Looking around at things to add to our current project’s toolchain (that is one of the reasons we do these side projects; to check out all sorts of new ideas/tools/etc), and researching the company where a former coworker is the CMO, I was drawn into the resurgent world of continuous data protection (CDP). It is interesting that we could end up adding CDP to the list of ‘continuous’ activities, like CI/CD/… CDP, even though CDP was named long before any of our DevOps or Agile terms were born.

The whole idea of CDP is that it is always backed up, so you are continuously protected. It largely failed when first introduced because it massively increased both the cost and complexity of your storage environment. Essentially, it required a hot copy of all of your storage. Not something most enterprises were willing to invest in. I mean, it was friggin’ expensive. And it used virtualized storage, which no one wanted to mess with. Long story short, at the time, virtualized storage introduced issues no one wanted to deal with.

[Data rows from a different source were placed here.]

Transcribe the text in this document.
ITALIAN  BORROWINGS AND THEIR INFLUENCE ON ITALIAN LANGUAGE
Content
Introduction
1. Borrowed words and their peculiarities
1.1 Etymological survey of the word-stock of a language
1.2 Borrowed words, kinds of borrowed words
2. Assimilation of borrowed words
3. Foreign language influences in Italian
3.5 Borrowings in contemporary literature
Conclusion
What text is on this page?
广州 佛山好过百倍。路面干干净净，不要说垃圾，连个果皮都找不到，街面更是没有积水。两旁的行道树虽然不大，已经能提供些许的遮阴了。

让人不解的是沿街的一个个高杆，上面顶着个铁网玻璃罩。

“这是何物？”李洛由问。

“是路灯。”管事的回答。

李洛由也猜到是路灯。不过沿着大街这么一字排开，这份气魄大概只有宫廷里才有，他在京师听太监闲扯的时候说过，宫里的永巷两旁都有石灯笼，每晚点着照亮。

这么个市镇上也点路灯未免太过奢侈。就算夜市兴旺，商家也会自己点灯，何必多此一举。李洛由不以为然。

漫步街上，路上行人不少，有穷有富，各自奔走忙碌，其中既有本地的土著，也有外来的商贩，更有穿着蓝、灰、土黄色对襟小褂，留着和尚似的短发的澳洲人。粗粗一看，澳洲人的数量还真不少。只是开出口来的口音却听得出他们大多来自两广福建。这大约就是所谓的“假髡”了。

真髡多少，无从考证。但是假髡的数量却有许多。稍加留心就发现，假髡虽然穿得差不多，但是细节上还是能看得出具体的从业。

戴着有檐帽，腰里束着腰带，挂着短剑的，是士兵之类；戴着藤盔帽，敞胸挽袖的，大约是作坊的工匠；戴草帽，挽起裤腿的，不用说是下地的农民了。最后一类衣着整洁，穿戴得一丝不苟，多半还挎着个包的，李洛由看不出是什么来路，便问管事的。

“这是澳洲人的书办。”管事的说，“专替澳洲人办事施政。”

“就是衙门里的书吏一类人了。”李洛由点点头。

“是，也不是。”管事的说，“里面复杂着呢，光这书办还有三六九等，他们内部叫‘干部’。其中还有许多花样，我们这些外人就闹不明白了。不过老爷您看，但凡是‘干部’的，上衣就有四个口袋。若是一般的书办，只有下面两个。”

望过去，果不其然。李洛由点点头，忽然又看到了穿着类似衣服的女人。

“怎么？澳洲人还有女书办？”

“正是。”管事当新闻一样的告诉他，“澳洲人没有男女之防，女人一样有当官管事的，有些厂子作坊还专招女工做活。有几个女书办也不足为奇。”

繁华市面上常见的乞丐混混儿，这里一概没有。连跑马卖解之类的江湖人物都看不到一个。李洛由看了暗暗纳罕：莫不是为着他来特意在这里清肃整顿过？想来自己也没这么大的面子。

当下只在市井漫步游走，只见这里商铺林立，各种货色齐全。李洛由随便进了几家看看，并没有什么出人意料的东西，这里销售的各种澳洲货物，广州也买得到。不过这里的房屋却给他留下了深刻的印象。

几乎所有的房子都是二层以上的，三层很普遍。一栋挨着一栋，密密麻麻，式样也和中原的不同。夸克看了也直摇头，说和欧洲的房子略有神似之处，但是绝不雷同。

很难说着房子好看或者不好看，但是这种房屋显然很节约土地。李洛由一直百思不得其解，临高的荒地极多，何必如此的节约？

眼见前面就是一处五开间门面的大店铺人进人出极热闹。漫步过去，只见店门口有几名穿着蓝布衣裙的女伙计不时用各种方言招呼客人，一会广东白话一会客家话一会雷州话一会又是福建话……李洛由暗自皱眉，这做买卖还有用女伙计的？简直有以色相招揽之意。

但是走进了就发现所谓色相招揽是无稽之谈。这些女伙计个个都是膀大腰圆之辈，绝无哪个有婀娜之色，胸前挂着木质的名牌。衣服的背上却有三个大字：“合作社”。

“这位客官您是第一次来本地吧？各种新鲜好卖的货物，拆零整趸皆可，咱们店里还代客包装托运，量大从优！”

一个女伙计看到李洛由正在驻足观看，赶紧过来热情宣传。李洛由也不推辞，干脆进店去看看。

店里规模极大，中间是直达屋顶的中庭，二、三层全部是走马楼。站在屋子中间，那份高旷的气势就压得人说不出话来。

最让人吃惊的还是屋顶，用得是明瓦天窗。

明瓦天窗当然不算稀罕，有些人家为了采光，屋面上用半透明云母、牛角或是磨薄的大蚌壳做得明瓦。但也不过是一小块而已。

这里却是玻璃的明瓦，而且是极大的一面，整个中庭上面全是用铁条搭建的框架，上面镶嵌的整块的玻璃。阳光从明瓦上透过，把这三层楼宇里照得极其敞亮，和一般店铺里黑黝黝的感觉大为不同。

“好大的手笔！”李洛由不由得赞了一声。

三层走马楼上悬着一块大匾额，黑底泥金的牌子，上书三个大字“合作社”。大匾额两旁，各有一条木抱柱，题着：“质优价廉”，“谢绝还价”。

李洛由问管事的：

But several things have changed over the years, and it is interesting to see where CDP concepts have cropped up. You see, today it is being used to protect companies from ransomware. It’s still a bit of complexity, but we’ve become experts at hiding complexity. It still requires a lot of storage (I would argue that the current versions I’m seeing require more storage than the original CDP solutions did), but when your environment is taken over by ransomware, a clean machine can be used to restore data to a point before the ransomware took over. From a “continuous protection” standpoint—giving it a modern meaning along the lines of “continuous testing”—that is an astounding feat.

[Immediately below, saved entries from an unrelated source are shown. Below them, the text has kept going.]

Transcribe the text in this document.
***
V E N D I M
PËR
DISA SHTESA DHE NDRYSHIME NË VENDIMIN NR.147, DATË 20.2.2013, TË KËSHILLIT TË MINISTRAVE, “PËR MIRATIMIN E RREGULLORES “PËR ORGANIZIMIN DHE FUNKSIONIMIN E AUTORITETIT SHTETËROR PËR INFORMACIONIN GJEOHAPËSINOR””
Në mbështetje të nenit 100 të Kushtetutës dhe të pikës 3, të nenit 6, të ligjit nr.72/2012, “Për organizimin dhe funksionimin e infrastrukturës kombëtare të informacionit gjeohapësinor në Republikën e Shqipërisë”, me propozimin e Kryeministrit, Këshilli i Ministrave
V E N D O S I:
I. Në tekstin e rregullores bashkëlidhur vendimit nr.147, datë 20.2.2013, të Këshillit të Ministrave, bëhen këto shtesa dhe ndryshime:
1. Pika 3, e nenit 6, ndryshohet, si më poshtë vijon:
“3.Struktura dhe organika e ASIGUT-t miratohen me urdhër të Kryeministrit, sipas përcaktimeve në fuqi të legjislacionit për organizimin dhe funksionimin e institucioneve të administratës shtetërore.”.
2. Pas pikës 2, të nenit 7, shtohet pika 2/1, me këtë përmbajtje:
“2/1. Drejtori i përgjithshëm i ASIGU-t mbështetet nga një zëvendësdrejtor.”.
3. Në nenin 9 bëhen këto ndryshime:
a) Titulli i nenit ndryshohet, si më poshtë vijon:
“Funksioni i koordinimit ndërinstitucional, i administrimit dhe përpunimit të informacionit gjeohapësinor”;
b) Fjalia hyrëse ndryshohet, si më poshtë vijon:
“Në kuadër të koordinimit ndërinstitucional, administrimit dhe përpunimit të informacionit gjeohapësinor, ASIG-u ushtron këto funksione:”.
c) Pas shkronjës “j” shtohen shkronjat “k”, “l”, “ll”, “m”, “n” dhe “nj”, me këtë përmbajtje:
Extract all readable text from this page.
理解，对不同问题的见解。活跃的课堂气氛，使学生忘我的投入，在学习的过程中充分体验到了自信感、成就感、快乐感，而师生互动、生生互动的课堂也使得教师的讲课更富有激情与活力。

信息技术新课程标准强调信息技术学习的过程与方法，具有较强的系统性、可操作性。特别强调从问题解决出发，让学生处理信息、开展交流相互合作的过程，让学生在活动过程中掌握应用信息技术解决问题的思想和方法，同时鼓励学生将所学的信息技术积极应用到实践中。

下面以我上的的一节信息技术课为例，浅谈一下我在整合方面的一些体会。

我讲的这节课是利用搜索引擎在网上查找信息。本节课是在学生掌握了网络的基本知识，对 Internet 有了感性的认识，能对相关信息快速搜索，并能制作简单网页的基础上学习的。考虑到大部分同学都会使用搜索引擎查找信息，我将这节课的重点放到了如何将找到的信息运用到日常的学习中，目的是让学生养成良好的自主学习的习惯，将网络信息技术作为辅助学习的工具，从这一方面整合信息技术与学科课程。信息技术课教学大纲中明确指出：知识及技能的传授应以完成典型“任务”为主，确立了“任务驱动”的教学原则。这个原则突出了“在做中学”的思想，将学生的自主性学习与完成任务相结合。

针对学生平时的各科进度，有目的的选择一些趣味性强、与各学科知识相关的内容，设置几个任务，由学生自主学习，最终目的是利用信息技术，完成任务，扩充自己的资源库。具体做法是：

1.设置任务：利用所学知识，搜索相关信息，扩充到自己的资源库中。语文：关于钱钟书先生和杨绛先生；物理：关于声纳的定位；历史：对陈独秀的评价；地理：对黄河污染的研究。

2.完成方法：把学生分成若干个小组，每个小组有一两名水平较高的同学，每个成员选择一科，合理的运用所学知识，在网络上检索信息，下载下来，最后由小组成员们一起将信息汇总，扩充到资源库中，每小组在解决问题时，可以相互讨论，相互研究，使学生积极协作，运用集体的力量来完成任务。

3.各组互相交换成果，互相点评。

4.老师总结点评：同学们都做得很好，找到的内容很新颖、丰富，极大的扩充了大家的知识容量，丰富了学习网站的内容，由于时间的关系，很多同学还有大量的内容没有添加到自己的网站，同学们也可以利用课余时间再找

The way it works—at least the way that the current implementations I’ve looked at work—is pretty simple at heart, though as my former coworker likes to say, “Easy in concept, difficult in implementation.” It keeps every write ever made to storage, with time and currency markers. So it knows what the disk currently looks like, but it can also get to what the disk looked like at 12:33 am yesterday. Or January first, or a year ago… You get the idea.

It uses a ton of space because there is an implied truth here—nothing is destroyed. In traditional storage, if you change a document and hit save, the document is written over. In the new iteration of CDP, if you change a document and hit save, the changes are recorded, but the original is not altered. Call it “non-destructive writes,” if you will.

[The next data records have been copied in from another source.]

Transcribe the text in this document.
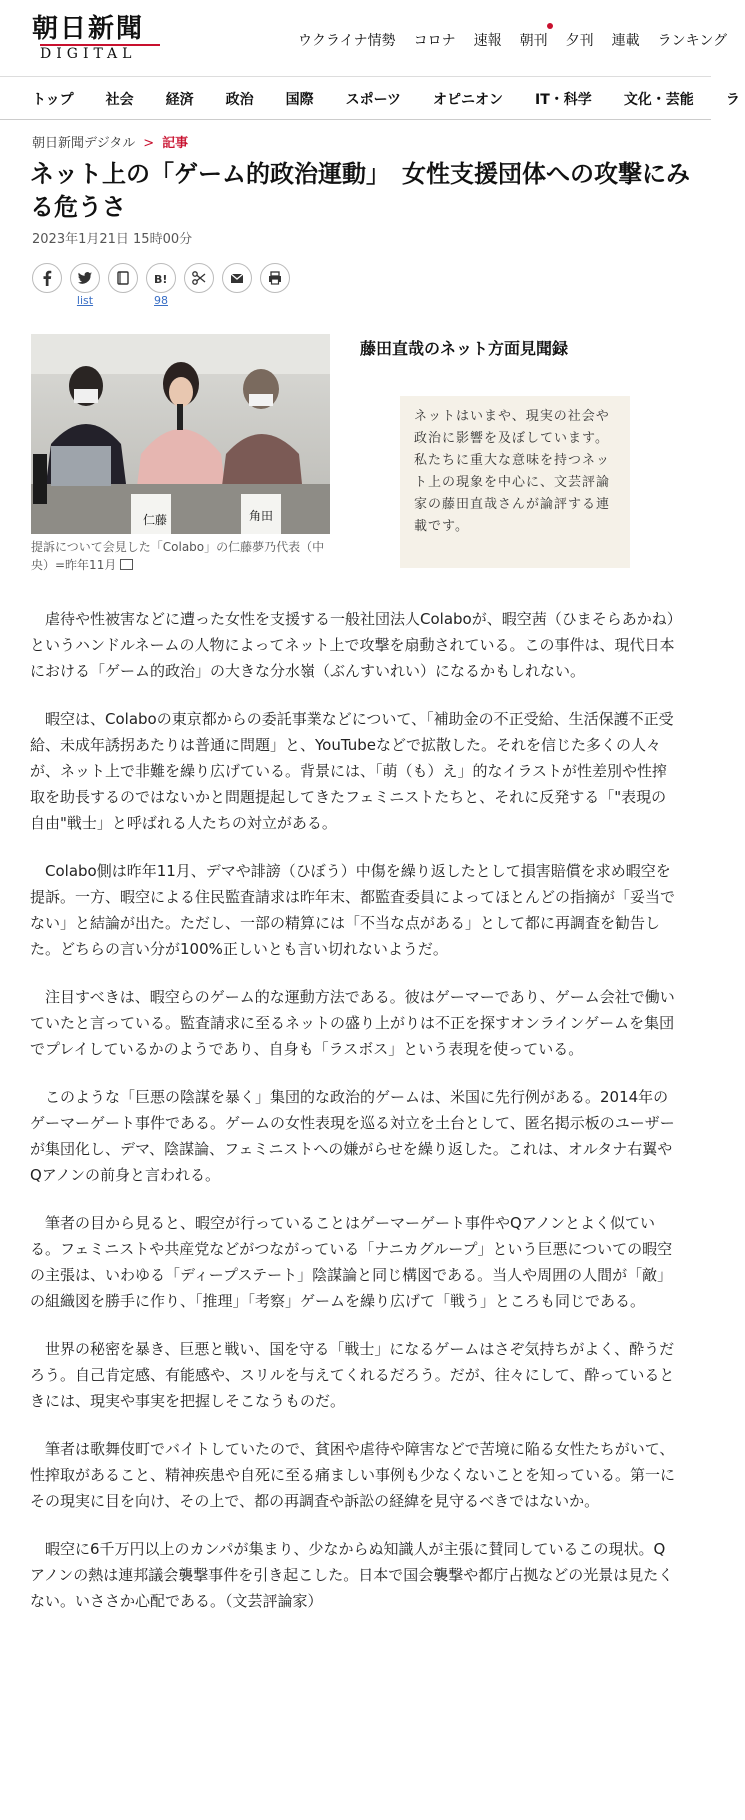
朝日新聞
DIGITAL
ウクライナ情勢 コロナ 速報 朝刊 夕刊 連載 ランキング
トップ 社会 経済 政治 国際 スポーツ オピニオン IT・科学 文化・芸能 ラ
朝日新聞デジタル > 記事
ネット上の「ゲーム的政治運動」　女性支援団体への攻撃にみる危うさ
2023年1月21日 15時00分
list
B!
98
仁藤	角田
提訴について会見した「Colabo」の仁藤夢乃代表（中央）=昨年11月
藤田直哉のネット方面見聞録
ネットはいまや、現実の社会や政治に影響を及ぼしています。私たちに重大な意味を持つネット上の現象を中心に、文芸評論家の藤田直哉さんが論評する連載です。

虐待や性被害などに遭った女性を支援する一般社団法人Colaboが、暇空茜（ひまそらあかね）というハンドルネームの人物によってネット上で攻撃を扇動されている。この事件は、現代日本における「ゲーム的政治」の大きな分水嶺（ぶんすいれい）になるかもしれない。

暇空は、Colaboの東京都からの委託事業などについて、「補助金の不正受給、生活保護不正受給、未成年誘拐あたりは普通に問題」と、YouTubeなどで拡散した。それを信じた多くの人々が、ネット上で非難を繰り広げている。背景には、「萌（も）え」的なイラストが性差別や性搾取を助長するのではないかと問題提起してきたフェミニストたちと、それに反発する「"表現の自由"戦士」と呼ばれる人たちの対立がある。

Colabo側は昨年11月、デマや誹謗（ひぼう）中傷を繰り返したとして損害賠償を求め暇空を提訴。一方、暇空による住民監査請求は昨年末、都監査委員によってほとんどの指摘が「妥当でない」と結論が出た。ただし、一部の精算には「不当な点がある」として都に再調査を勧告した。どちらの言い分が100%正しいとも言い切れないようだ。

注目すべきは、暇空らのゲーム的な運動方法である。彼はゲーマーであり、ゲーム会社で働いていたと言っている。監査請求に至るネットの盛り上がりは不正を探すオンラインゲームを集団でプレイしているかのようであり、自身も「ラスボス」という表現を使っている。

このような「巨悪の陰謀を暴く」集団的な政治的ゲームは、米国に先行例がある。2014年のゲーマーゲート事件である。ゲームの女性表現を巡る対立を土台として、匿名掲示板のユーザーが集団化し、デマ、陰謀論、フェミニストへの嫌がらせを繰り返した。これは、オルタナ右翼やQアノンの前身と言われる。

筆者の目から見ると、暇空が行っていることはゲーマーゲート事件やQアノンとよく似ている。フェミニストや共産党などがつながっている「ナニカグループ」という巨悪についての暇空の主張は、いわゆる「ディープステート」陰謀論と同じ構図である。当人や周囲の人間が「敵」の組織図を勝手に作り、「推理」「考察」ゲームを繰り広げて「戦う」ところも同じである。

世界の秘密を暴き、巨悪と戦い、国を守る「戦士」になるゲームはさぞ気持ちがよく、酔うだろう。自己肯定感、有能感や、スリルを与えてくれるだろう。だが、往々にして、酔っているときには、現実や事実を把握しそこなうものだ。

筆者は歌舞伎町でバイトしていたので、貧困や虐待や障害などで苦境に陥る女性たちがいて、性搾取があること、精神疾患や自死に至る痛ましい事例も少なくないことを知っている。第一にその現実に目を向け、その上で、都の再調査や訴訟の経緯を見守るべきではないか。

暇空に6千万円以上のカンパが集まり、少なからぬ知識人が主張に賛同しているこの現状。Qアノンの熱は連邦議会襲撃事件を引き起こした。日本で国会襲撃や都庁占拠などの光景は見たくない。いささか心配である。（文芸評論家）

It is worth checking out. The concepts are huge, and offer protection that is otherwise in short supply. If you have a dedicated DevSecOps team, they’re the ones I’d point at it, since the big reason for using this is a security reason at heart (though there are other uses; I’m currently gushing about security because this is a big deal).

I’ll get back on track and report back about things directly in the toolchain for our newest DevOps project next week. I thought this was worth writing about, since most of you all could use the concept, even if only for peace of mind. You’re rocking it! Protecting your work against the newest range of attackers is just common sense. It’s worth seeing if the modern iteration of CDP is for you.